Only now, thanks to RTÉ's Book on One, which has just featured a biography of Zappa, do I learn that not even he escaped the embrace of Paddy Moloney and the Chieftains – which, God knows, has claimed so many other international performers down the years.

They became friends and music collaborators late in Zappa's life. And so taken was he with one Chieftains song in particular that when he died in 1993, they played Kevin Conneff's haunting version of Green Fields of Americaat his funeral.

This, incidentally, is a classic of the melancholic song genre that once, as G.K. Chesterton joked, defined this country; and that may now be due a comeback after the blip that was happiness and prosperity. But, dating as it does from the 19th century, it also reminds us that recessions are cyclical. Here's a typical verse: Ah and I mind the time when old Ireland was flourishing,/ And most of her tradesmen did work for good pay,/ Ah, but since our manufacturers have crossed the Atlantic/ It's now we must follow on to Amerikay.

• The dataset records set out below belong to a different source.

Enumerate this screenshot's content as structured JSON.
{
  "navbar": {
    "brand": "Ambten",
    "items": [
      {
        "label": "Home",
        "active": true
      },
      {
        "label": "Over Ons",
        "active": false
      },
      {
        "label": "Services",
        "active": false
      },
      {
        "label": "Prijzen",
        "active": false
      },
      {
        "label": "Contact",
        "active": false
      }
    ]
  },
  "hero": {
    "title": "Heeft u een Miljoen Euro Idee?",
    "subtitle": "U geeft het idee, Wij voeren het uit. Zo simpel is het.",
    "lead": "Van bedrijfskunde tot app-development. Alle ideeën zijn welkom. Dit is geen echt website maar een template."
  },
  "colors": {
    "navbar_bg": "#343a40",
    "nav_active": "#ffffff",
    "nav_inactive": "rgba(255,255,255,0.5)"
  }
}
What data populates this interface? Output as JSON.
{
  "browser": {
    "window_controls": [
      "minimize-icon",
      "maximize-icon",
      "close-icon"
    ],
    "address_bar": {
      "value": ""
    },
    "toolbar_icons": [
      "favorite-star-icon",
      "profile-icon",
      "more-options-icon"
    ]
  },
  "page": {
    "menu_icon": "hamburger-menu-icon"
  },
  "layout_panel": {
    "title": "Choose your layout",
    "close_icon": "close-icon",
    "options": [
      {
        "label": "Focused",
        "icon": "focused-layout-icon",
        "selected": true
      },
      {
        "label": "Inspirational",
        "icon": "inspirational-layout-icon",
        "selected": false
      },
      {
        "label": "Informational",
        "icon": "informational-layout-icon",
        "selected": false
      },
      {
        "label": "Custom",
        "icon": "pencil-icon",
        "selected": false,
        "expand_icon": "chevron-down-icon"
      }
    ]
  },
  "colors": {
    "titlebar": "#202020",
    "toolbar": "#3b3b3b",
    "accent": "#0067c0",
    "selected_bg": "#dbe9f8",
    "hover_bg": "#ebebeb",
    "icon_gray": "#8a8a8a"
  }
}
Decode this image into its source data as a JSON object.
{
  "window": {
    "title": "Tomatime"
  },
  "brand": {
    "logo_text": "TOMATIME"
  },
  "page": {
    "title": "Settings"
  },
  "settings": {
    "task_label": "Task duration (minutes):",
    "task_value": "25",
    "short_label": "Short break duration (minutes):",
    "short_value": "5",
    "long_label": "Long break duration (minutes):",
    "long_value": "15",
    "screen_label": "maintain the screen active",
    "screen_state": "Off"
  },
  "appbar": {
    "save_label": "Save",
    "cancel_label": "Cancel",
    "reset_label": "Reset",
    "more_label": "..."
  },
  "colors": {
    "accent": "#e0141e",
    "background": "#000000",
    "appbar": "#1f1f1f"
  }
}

It shouldn’t be a surprise, I know, that the Chieftains got to Frank Zappa too. In their global outreach mission, they have played with everyone from Mick Jagger to the Muppets, while collaborating with indigenous musical styles from Chile to China.

In terms of planting the Irish flag abroad, while defusing tensions and spreading goodwill, their success rate must compare favourably with the Department of Foreign Affairs.

In fact – never mind the Israeli Eurovision entry. If there’s any hope of agreement in the Middle East, we should dispatch Paddy Moloney as a special envoy now. He might or might not be able to negotiate lasting peace between Hamas and the Israeli military. But I bet he could get them to collaborate on a studio album while we were waiting.